Елизавета с трудом вслушивалась в его дальнейшие слова, такая ее охватила слабость. Ссылка, казнь или безропотное отречение от всех своих опасных притязаний с подписанием соответствующих бумаг – вот что предлагалось ей на выбор. Конечно, она с готовностью согласилась на последнее. Могло ли быть иначе? Елизавета воображала, что после этого двери камеры и крепостные врата пред нею распахнутся, и хоть не было у нее ни кола ни двора, где от темной ноченьки укрыться, от дождя схорониться, как поется в песне, она готова была вплавь бежать с этого тюремного острова! Однако мучения ее еще не кончились. «Неизреченная милость» императрицы, оказывается, состояла в том, что узнице предстояло лишь сменить тюрьму и тюремщика… Воистину, она из тех людей, которые бывают жертвою самых ужасных обстоятельств самым странным, нечаянным и непридуманным образом!

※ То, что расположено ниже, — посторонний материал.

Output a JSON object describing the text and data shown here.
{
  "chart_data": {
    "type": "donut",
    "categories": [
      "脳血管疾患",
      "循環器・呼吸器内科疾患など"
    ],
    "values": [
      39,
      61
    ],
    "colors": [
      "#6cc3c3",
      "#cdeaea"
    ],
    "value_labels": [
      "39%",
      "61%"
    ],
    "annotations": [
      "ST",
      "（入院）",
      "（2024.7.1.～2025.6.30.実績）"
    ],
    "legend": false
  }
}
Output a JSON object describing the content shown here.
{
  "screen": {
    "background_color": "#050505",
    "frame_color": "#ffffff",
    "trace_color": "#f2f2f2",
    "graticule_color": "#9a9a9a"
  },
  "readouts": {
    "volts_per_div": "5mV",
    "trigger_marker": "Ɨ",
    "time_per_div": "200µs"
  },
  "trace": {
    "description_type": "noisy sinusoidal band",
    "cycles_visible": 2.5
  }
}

Ей дали час времени, чтобы приготовиться к встрече с будущим супругом. В какой-то просторной, полутемной и очень теплой комнате молчаливая женщина усадила Елизавету в чан с горячей водой, небрежно отшвырнула в угол и ее одежду, и спасительный платок; проворно вымыла с ног до головы, потом заплела еще сырые волосы в косу, обвила вокруг головы и повязала косынкою. Острое наслаждение доставило прикосновение к телу чистого, тонкого и, очевидно, дорогого белья, нового платья: серого бархата, без кружева, лент и другого украшения, но показавшегося Елизавете самым нарядным из всего, что она когда-либо нашивала. Теплые сапожки, шубка, муфта, шаль, большой узел с чем-то мягким, душистым – должно быть, с новыми пожитками… Елизавета смотрела на все это невидящими глазами, как смотрит узник на новую тюремную одежду; и все же тело ее так истосковалось по чистоте, теплу, удобству, так откровенно блаженствовало теперь, что она тоже смогла улыбнуться, встретив одобрительную полуулыбку своего сопровождающего. Тут же вся сжалась, вспомнив, что ей предстоит.
Она шла к крепостной церкви тою же неровной, шаткою походкою, какой люди идут на эшафот. У входа ждал какой-то человек. Шуба его искрилась вся, серебрилась под молодой луною. Наткнувшись на пристальный взор сопровождающего, он поклонился молодой женщине и подал ей руку…
Никто, кроме Елизаветы, не знал, конечно, что венчание, свершавшееся в тишине и тайне в тюремной часовне, не могло быть действительно: невеста уже замужем. Она смолчала. Бог весть, что могло последовать за неосторожными признаниями! Но злая усмешка судьбы виделась ей в огоньках свечей. И так тяжело, так больно билось сердце, словно нить ее жизни вот-вот готова была оборваться в чьих-то проворных пальцах. Это второбрачное сочетание было тем именно, что окончательно подорвало ее веру в себя, в счастливую звезду, ибо на всяком пути, по которому она шла, ее непременно подстерегала ловчая яма; отняло всякую надежду на встречу с Алексеем, с отцом, князем Измайловым, которого она так мечтала отыскать, на иную – не скитальческую, а спокойную и благоприятную жизнь. Из всех чувств, кои оставались у нее по окончании церемонии, самым явственным было недоумение: неужто этой беде все же суждено было с нею приключиться и нет возможности ее избыть?!